Bullish Hikkake
The Bullish Hikkake is a short-term pattern that begins with an inside bar (a candle fully contained within the prior candle’s range) followed by a false breakout to the downside. The market then reverses upward, trapping sellers and rewarding buyers.

Candle Formation Breakdown
- First Candle: A large candle setting the range.
- Second Candle: An inside bar (smaller candle within the first candle’s high-low range).
- Third Candle: A bearish breakout candle that closes below the inside bar’s low.
- Fourth Candle (and beyond): Price reverses upward, closing above the inside bar’s high, confirming the bullish Hikkake.
Key Traits to Recognize
- Begins with an inside bar setup.
- False downside breakout traps sellers.
- Confirmation occurs when price closes above the inside bar’s high.
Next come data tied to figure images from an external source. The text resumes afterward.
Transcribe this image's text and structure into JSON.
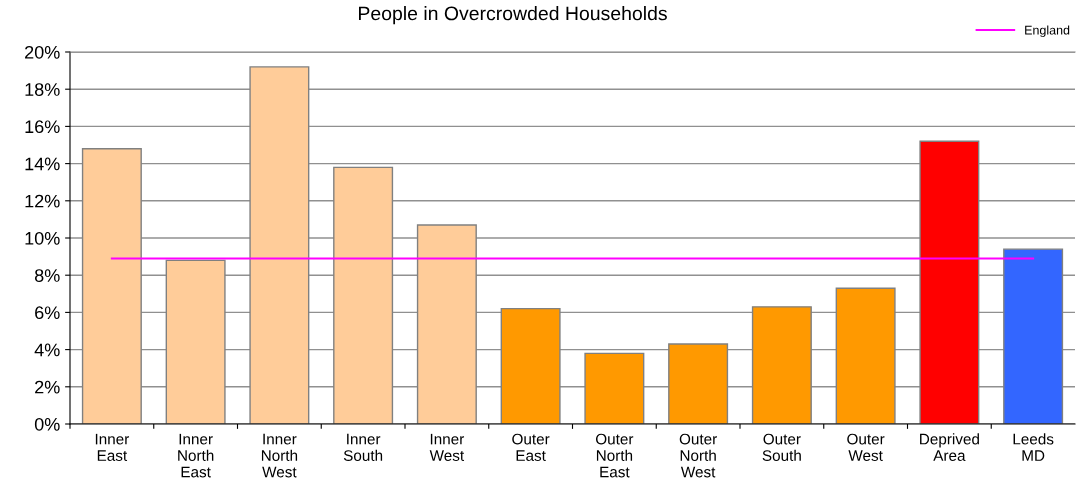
{
  "chart_data": {
    "type": "bar",
    "title": "People in Overcrowded Households",
    "categories": [
      "Inner\nEast",
      "Inner\nNorth\nEast",
      "Inner\nNorth\nWest",
      "Inner\nSouth",
      "Inner\nWest",
      "Outer\nEast",
      "Outer\nNorth\nEast",
      "Outer\nNorth\nWest",
      "Outer\nSouth",
      "Outer\nWest",
      "Deprived\nArea",
      "Leeds\nMD"
    ],
    "series": [
      {
        "colors": [
          "#ffcc99",
          "#ffcc99",
          "#ffcc99",
          "#ffcc99",
          "#ffcc99",
          "#ff9900",
          "#ff9900",
          "#ff9900",
          "#ff9900",
          "#ff9900",
          "#ff0000",
          "#3366ff"
        ],
        "values": [
          14.8,
          8.8,
          19.2,
          13.8,
          10.7,
          6.2,
          3.8,
          4.3,
          6.3,
          7.3,
          15.2,
          9.4
        ]
      },
      {
        "type": "line",
        "name": "England",
        "color": "#ff00ff",
        "values": [
          8.9,
          8.9,
          8.9,
          8.9,
          8.9,
          8.9,
          8.9,
          8.9,
          8.9,
          8.9,
          8.9,
          8.9
        ]
      }
    ],
    "ylim": [
      0,
      20
    ],
    "yticks": [
      {
        "value": 0,
        "label": "0%"
      },
      {
        "value": 2,
        "label": "2%"
      },
      {
        "value": 4,
        "label": "4%"
      },
      {
        "value": 6,
        "label": "6%"
      },
      {
        "value": 8,
        "label": "8%"
      },
      {
        "value": 10,
        "label": "10%"
      },
      {
        "value": 12,
        "label": "12%"
      },
      {
        "value": 14,
        "label": "14%"
      },
      {
        "value": 16,
        "label": "16%"
      },
      {
        "value": 18,
        "label": "18%"
      },
      {
        "value": 20,
        "label": "20%"
      }
    ],
    "grid": "y",
    "legend": "top right"
  }
}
- Stronger when accompanied by high trading volume.
Market Psychology Behind the Pattern
- Sellers believe the downside breakout signals continuation lower.
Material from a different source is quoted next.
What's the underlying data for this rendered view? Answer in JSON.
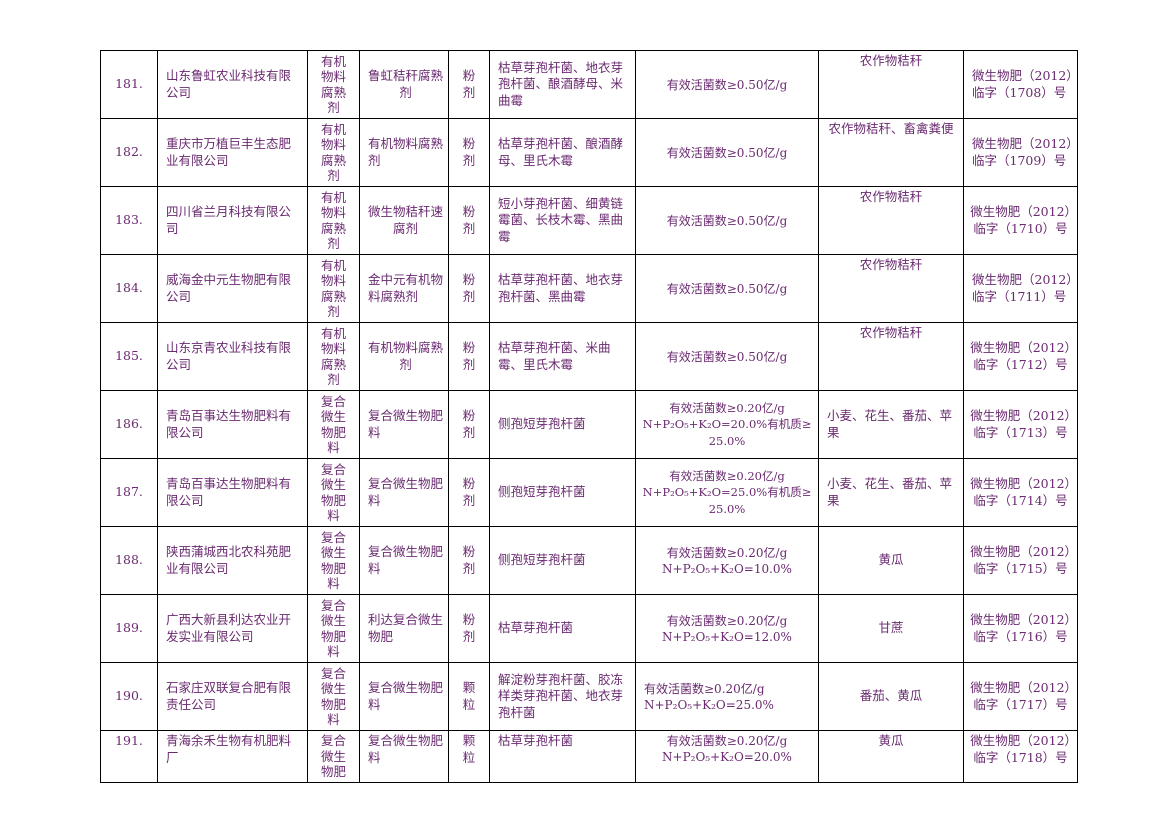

- Buyers step in, reversing the move and forcing sellers to cover.
- This “trap” creates strong upward momentum, often leading to a short-term rally.
Limitations to Keep in Mind
- The Bullish Hikkake is a short-term pattern; it may not signal long-term reversals.
- Without confirmation, the false breakout may continue downward.
- Should be combined with other indicators (RSI, MACD, moving averages) for stronger signals.
Final Thoughts
The Bullish Hikkake candlestick pattern is a clever setup that traps sellers and rewards buyers. Recognizing it after an inside bar formation can help traders anticipate sharp upward moves and position themselves early.